Les félins sauvages du Brésil confrontés à des maladies dues à la fragmentation de leur habitat et au contact avec des animaux domestiques

Les félins sauvages tels que le puma, l’ocelot, le jaguarondi et le jaguar font face à une situation critique au Brésil : la perte accélérée d’habitats, le trafic illégal d’animaux et la pression humaine dans différents biomes.

La fragmentation transforme les zones naturelles en « îles » déconnectées, ce qui augmente le risque de contact avec les animaux domestiques et, par conséquent, l’exposition aux maladies.

Le pont avec les chats domestiques

Le Brésil occupe la troisième place mondiale en nombre d’animaux de compagnie, avec environ 30 millions de chats domestiques. À cela s’ajoutent 10 millions de chats errants, selon l’OMS.

Ce contexte favorise l’apparition d’animaux devenus sauvages, l’hybridation avec des espèces sauvages et la propagation de maladies qui compromettent la génétique et la santé des félins sauvages.

Espèces en plus grand danger

Parmi les plus menacées se trouve le Leopardus munoai, connu sous le nom de chat des pampas. Endémique du biome de la Pampa, il fait face à de multiples menaces :

  • Prédation des oiseaux domestiques qui en fait une cible de persécution.
  • Réduction de l’habitat et collisions sur les routes.
  • Exposition aux maladies transmises par les chats et les chiens.

Sa population déjà rare est encore plus compromise par ces facteurs.

Felinos silvestres
Les félins sauvages au Brésil, comme le jaguar et le puma, font face à de grandes menaces.

Maladies détectées

Une étude de 2024 sur les félins sauvages au Brésil a identifié des risques d’exposition à :

  • Leucémie féline (FeLV).
  • Panleucopénie féline (FPV).
  • Maladie de Carré (CDV) : bien qu’elle affecte principalement les chiens, d’autres félins sont sensibles et peuvent mourir de ses symptômes.
  • Rage : bien qu’ils ne soient pas des réservoirs, les félins sauvages peuvent agir comme vecteurs et transmettre le virus aux humains et à d’autres espèces.

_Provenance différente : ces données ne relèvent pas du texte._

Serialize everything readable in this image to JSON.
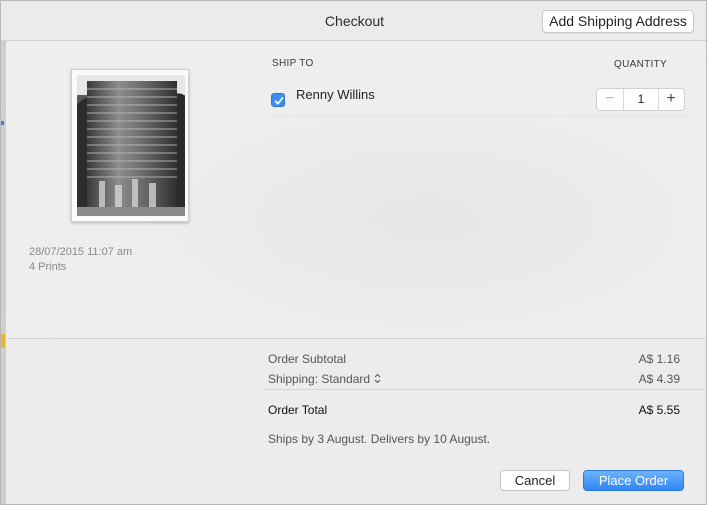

La présence d’anticorps contre la rage chez les jaguars du Pantanal et du Parc national des Emas confirme l’exposition dans des zones protégées de grande valeur écologique.

Nouvelles menaces émergentes

  • Sporotrichose féline : causée par le champignon Sporothrix brasiliensis, elle provoque des lésions graves et peut être mortelle sans traitement. Les cas chez les chats domestiques ont augmenté de 133% entre 2022 et 2023, selon le Ministère de la Santé.
  • Bartonella henselae : bactérie responsable de la maladie des griffes du chat (MGC). Bien qu’elle soit généralement bénigne chez les félins, elle peut être mortelle chez les humains immunodéprimés.

Mesures de prévention

Les experts s’accordent à dire que la conservation des félins sauvages dépend de :

  • Vaccination massive des chiens et des chats domestiques.
  • Protection des zones naturelles pour réduire le contact entre la faune sauvage et les animaux urbains.
  • Surveillance constante des pathogènes et études épidémiologiques permettant d’anticiper les épidémies.

Les chats sauvages du Brésil font face à une double menace : la perte d’habitat et l’exposition aux maladies transmises par les animaux domestiques.

La situation exige des politiques intégrales qui combinent conservation des biomes, contrôle sanitaire et éducation citoyenne. Sans ces mesures, des espèces comme le chat des pampas ou le jaguar pourraient voir leurs populations réduites à des niveaux irréversibles.